# Math Help - taylor series

1. ## taylor series

I need to prove that if f is defined for abs(x) < R and if there exists a constant B such that abs(f*(x)) <= B (where f*(x) denotes the n derivatives of f) for all abs(x) < R and n in the natural numbers, then the Taylor Series expansion,
summation from n = 0 to infinity of [f*(0)/(n!)]*x^n converges to f(x) for abs(x) < R.

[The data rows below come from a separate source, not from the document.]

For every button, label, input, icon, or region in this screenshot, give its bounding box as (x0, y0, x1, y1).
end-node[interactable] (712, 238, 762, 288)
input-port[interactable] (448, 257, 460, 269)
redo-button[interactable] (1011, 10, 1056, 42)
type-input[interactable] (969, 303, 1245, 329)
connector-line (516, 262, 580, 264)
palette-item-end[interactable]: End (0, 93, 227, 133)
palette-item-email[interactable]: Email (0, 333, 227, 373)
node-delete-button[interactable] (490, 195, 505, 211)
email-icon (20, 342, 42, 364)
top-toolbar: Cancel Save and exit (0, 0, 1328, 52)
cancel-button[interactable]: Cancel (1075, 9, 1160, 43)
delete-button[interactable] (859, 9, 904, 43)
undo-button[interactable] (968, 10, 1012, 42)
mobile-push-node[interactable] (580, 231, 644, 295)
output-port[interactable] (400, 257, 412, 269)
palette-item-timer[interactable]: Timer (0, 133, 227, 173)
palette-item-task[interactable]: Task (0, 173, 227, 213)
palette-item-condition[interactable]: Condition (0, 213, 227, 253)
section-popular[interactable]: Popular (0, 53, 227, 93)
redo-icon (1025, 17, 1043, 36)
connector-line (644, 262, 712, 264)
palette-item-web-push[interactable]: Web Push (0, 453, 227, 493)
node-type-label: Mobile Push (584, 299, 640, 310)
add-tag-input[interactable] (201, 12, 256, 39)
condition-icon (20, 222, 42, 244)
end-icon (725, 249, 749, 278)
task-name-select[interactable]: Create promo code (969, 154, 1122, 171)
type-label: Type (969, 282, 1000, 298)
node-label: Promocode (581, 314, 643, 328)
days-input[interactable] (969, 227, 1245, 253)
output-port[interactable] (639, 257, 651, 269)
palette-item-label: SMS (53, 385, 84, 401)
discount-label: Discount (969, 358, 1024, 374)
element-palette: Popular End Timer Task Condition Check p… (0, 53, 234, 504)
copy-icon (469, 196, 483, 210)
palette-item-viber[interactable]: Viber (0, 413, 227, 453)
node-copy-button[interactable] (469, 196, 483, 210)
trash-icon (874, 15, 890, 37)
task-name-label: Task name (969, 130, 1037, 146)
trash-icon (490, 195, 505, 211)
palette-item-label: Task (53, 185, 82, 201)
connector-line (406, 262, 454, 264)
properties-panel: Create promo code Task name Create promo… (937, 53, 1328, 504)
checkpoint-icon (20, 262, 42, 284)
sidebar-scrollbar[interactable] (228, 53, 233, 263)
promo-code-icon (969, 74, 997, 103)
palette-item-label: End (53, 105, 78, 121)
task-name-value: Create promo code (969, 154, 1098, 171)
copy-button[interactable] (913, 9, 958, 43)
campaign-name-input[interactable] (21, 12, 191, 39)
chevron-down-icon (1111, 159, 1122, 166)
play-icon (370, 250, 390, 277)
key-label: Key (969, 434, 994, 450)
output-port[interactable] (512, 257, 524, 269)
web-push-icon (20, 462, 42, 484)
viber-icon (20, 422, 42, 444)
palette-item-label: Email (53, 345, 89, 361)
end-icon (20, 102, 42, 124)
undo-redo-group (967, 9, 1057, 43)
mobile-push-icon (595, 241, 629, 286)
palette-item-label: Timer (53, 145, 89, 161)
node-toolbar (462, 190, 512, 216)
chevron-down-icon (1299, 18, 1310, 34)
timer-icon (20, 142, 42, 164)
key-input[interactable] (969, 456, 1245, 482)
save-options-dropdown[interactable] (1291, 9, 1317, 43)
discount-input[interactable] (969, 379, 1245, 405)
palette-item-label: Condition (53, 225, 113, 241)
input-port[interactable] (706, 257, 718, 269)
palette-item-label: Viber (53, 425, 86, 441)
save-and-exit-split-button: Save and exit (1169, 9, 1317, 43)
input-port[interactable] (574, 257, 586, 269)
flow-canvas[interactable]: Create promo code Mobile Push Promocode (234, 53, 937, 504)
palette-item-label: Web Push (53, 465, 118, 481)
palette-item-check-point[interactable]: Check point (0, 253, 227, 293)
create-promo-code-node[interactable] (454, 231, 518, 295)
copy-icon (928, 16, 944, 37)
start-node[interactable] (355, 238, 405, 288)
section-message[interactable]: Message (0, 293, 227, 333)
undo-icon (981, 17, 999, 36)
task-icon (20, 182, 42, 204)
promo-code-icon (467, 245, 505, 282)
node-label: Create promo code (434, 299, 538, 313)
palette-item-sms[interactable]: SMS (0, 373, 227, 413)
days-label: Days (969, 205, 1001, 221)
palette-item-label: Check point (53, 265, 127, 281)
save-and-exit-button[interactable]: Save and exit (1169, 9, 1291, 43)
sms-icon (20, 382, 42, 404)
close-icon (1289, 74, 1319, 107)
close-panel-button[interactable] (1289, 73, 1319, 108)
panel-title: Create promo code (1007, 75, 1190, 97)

I did the following work: I have a defined function f(x). Since abs(f*(x)) <= B, it follows that abs(R(x)) <= (abs(x)^n)/n! for n in N and x in R where (R(x)) denotes the sequence of remainders. I know that lim as n goes to infinity of (R(x)) = 0 for each x in R. Because the sequence of remainders converges to 0 for each x in some interval {x: abs(x-c) < R}, I can write that f(x) = summation from n = 0 to infinity of [f*(c)/(n!)]*(x-c)^n. Evaluating at c = 0, the Taylor expansion becomes the summation from n = 0 to infinity of [f*(0)/(n!)]*x^n.
I use the Cauchy-Hadamard Theorem, which states that if R is the radius of convergence of the power series sum(a_n*x^n), then the series is absolutely convergent if abs(x) < R. Since abs(x) < R, I know that the above Taylor series expansion does converge. But how do I show it converges to f(x)?

I need to prove that if f is defined for abs(x) < R and if there exists a constant B such that abs(f*(x)) <= B (where f*(x) denotes the n derivatives of f) for all abs(x) < R and n in the natural numbers, then the Taylor Series expansion,
summation from n = 0 to infinity of [f*(0)/(n!)]*x^n converges to f(x) for abs(x) < R.
Let $x\in (-R,R)$ where $R>0$ and $x\not = 0$ (at $x=0$ the series converges at there is nothing to prove). Let $T_n(x) = \sum_{k=0}^n \frac{f^{(k)}(0)}{k!}x^k$ and let $R_n(x) = f(x) - T_n (x)$ then by Lagrange remainder we have that $\left| R_n(x) \right| = \left| \frac{f^{(n+1)}(y)}{(n+1)!} x^{n+1} \right|$ where $y$ is between $0$ and $x$, this means that $|R_n(x)| \leq \frac{B R^{n+1}}{(n+1)!}$ but $\frac{R^{n+1}}{(n+1)!} \to 0$.

3. Where does this show that it converges to f(x)?

BTW thanks for the help.